Welcome!

Cloud Event Processing - Analyze, Sense, Respond

Colin Clark

Subscribe to Colin Clark: eMailAlertsEmail Alerts
Get Colin Clark via: homepageHomepage mobileMobile rssRSS facebookFacebook twitterTwitter linkedinLinkedIn


Blog Feed Post

Normalizing Streaming Data & Piecewise Aggregate Approximation

Ok, so you’ve read the last post, downloaded and read the papers on SAX, and you’re ready to get going!  Wonderful.  First, you’ll need some data which I’ve thoughtfully included for download here- SAX Prep (an excel file with some trades in it).  Download the data, and then follow along below.

WHAT ARE WE DOING?

What we want to do is take a whole bunch of numeric data and reduce the dimension of it and then convert it into some type of symbolic representation.  This is so we can do some other interesting things with it later that are much easier when the data is represented this way.  Currently, the data in the Excel spreadsheet that I’ve toiled for hours on just for you, looks like this:

What we see in this chart, is a day’s worth of trade prices for a make believe symbol.  Actually, I know the symbol, but I can’t tell you that because you didn’t buy the data!
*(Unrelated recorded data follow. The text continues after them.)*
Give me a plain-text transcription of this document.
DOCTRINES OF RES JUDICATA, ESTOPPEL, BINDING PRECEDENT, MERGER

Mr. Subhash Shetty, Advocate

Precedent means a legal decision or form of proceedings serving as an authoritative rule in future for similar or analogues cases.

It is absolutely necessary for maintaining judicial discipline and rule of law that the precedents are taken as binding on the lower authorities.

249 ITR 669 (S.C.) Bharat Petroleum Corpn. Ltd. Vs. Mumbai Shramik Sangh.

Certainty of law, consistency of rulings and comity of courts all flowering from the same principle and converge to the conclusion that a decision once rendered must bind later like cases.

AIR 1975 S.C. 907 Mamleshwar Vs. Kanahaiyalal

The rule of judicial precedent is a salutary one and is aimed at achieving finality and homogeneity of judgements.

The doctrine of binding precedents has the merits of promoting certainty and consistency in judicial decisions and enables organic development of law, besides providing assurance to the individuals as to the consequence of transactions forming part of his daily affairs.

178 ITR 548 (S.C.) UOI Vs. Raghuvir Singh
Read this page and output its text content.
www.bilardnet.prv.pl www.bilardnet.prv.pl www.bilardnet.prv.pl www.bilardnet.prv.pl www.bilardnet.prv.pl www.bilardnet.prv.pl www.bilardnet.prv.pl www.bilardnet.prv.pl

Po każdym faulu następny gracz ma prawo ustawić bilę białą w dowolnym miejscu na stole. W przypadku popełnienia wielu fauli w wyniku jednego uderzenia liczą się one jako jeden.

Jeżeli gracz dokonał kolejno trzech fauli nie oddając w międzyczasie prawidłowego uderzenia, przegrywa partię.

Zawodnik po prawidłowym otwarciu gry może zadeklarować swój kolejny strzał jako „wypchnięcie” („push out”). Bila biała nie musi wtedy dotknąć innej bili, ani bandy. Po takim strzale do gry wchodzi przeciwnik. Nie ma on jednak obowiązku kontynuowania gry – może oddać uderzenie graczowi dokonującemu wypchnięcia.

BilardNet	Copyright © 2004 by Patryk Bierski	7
In the next step, we want to normalize the data with a mean of 0 and standard deviation of 1.  So, compute the average for the day, and then for each price, subtract the average and divide by the standard deviation.  Or just use some Excel functions; which I have done in the spreadsheet for you.

Piecewise Aggregate Approximation (PAA)

With Applied PAA

Once we’ve normalized the data, we can apply PAA,.  I picked time divisions of an hour, and averaged the normalized price information.  You can see the normalized price data and resulting buckets, as as computed via PAA in the chart at the right.  There’s something important to notice here, although I didn’t pick a bunch of divisions, which might have given more specificity to the resulting PAA analysis, you can see that the shape of the PAA looks like the underlying data.  This is important when we then use symbols to describe the patterns – because we’re using PAA underneath, we can calculate the distance between observed SAX patterns.  Also, you can see some of the statistically irrelevant spikes have been ignored.  Super Good!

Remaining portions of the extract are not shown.